Gillmore wheeled over a cart and draped it with a paper pad. “Wisconsin, right? So where are you staying?”
“With family.”
“For your honeymoon?”
“Not exactly. We haven’t gotten around to planning that quite yet.” Because if it turned out our investigation led us anywhere unusual, an impromptu honeymoon would make such a plausible excuse for going out of town. “We get all kinds of alone-time—heck, we live together. We figured this would be a great chance to catch up with Jacob’s folks.”
“Take my advice. Unless you like strangers getting all up in your business, steer clear of a bed and breakfast. This was before Yelp, so maybe things are different nowadays. But the first and only B&B I ever stayed at, the owners acted like they wanted to be my new best friends. Everywhere I went, there they were.” She shuddered. “It was unnatural, all that friendliness. Plus the room reeked of lilacs.”
Once I was all situated with a very intense light shining directly on my cast (since when was it so filthy?) it occurred to me that maybe Jacob wasn’t the only one with good reason for his anxiety to spike. The handheld cast-cutter Gillmore was brandishing was just the sort of thing you’d use to open up a cranium. I told myself they probably weren’t exactly the same—and, in fact, it also bore a striking resemblance to an immersion blender. But my medical anxiety kicked into high gear as my subconscious refused to be convinced that she was making me a smoothie.
Calm your mind. A phrase tossed around all the time by the yoga lady. It seemed like it should’ve had the same effect on me that most phrases do. Hope for the best. Cultivate an attitude of gratitude. Eat more fiber. But there was something about Bethany that allowed her to reach me in a way most self-satisfied advice-givers never did. Was she speaking to me not only with her physical body, but her etheric form? Or was the fact that I was hooked up to a bunch of electrodes when we yoga’d focusing me in a way that led to some sort of crude biofeedback?
While the cast-cutter whined, I thought back to our umpteen yoga sessions and slowed my breathing. I
kept a brainwave app on my phone nowadays…okay, technically it was a toddler video game, but I couldn’t argue with the results. People can get funny when you pop in earbuds while they’re talking to you. But I’d done the games often enough that I could imagine what the binaural pulses sounded like without having to hook myself up. I’d never done binaural pulses on electrodes. But I’ll bet if I had, the imagined whub-whub-whub might’ve been almost as effective as the real ones.

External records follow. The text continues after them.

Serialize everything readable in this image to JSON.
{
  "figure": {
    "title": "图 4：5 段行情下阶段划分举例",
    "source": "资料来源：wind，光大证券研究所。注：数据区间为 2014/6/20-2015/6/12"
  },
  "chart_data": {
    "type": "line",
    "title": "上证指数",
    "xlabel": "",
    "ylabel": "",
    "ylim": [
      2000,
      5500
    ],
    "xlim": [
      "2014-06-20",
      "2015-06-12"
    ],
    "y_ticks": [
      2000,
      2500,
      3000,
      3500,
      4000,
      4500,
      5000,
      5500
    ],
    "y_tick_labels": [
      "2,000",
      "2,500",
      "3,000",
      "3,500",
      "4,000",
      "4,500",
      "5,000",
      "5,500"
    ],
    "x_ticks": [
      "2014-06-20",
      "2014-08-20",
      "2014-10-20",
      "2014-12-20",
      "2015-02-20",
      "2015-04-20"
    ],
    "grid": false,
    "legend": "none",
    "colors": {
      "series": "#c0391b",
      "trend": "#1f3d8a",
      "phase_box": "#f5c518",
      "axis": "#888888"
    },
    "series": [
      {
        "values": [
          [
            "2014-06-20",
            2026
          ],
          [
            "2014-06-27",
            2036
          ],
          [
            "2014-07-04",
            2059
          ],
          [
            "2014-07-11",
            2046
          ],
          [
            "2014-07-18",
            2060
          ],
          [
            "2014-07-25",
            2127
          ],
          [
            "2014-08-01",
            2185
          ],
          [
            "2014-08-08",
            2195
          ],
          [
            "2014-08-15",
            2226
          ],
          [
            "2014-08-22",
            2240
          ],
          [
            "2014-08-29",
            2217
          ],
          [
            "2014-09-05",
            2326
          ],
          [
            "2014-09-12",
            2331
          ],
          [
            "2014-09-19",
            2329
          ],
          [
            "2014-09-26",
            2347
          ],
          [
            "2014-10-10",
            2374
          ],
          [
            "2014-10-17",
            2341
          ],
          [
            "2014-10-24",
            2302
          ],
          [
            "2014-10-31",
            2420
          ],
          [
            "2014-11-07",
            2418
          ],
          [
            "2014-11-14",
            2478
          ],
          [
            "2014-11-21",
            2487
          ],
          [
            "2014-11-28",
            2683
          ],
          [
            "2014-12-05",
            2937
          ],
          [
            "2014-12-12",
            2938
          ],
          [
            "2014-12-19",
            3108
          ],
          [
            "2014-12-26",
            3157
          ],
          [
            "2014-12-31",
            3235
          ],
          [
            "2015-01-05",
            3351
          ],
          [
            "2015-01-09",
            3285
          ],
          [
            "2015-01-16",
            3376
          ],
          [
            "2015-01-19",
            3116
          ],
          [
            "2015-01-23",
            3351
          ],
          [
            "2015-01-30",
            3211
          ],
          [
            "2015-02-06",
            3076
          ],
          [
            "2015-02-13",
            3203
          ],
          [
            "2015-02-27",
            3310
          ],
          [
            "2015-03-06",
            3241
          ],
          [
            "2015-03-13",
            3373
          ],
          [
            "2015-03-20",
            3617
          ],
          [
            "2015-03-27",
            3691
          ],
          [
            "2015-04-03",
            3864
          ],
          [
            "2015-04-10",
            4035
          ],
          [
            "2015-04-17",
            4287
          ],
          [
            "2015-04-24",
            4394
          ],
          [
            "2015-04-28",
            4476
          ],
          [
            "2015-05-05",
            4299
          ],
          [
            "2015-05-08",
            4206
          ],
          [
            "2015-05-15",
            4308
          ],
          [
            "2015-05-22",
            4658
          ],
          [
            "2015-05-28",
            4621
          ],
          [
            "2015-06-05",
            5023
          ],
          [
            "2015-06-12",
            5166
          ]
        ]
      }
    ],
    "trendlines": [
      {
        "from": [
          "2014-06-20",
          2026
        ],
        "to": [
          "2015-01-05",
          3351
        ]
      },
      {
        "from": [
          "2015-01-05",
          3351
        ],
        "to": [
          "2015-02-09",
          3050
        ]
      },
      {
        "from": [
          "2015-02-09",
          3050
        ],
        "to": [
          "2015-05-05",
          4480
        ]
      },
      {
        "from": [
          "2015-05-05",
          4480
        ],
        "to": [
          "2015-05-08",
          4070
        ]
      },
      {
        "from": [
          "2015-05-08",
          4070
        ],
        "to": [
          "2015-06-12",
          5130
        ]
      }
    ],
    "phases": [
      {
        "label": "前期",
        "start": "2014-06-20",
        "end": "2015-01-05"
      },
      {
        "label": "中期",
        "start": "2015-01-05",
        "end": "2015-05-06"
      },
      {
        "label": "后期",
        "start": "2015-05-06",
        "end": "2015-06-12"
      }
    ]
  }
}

The calming techniques helped, sure, but they were no magic bullet. I was still in a medical setting with a saw blade whirring so close to my flesh I could feel the vibrations in my newly-healed bones. I’m sure it only took a few minutes, but like all torture, it felt like forever.
Soon, my armpits prickled and my back felt clammy, and the mineral smell of airborne plaster was making it impossible to keep breathing deep. I thought about how much Jacob would appreciate not getting clonked with a cast all night. I reminded myself there’s usually a price to pay for freedom. But before I could say, Never mind, I’ll just live the rest of my life with a hunk of plaster at the end of my arm, I felt something I hadn’t felt in weeks: the cool touch of air on my wrist.
I sighed with relief…and then I wished I hadn’t breathed quite so deeply—and not because of the plaster dust. “What is that smell?” It sure as hell wasn’t lilacs.
“A certain amount of odor isn’t uncommon. Did you keep it dry?”
“I did my best.” Given the amount of sweat currently trickling down my spine, I’d say I was incapable of keeping anything dry without a personality transplant.
“Well, Agent Bayne, that’s a nasty rash. It looks like you’ll end up with a prescription from me after all.”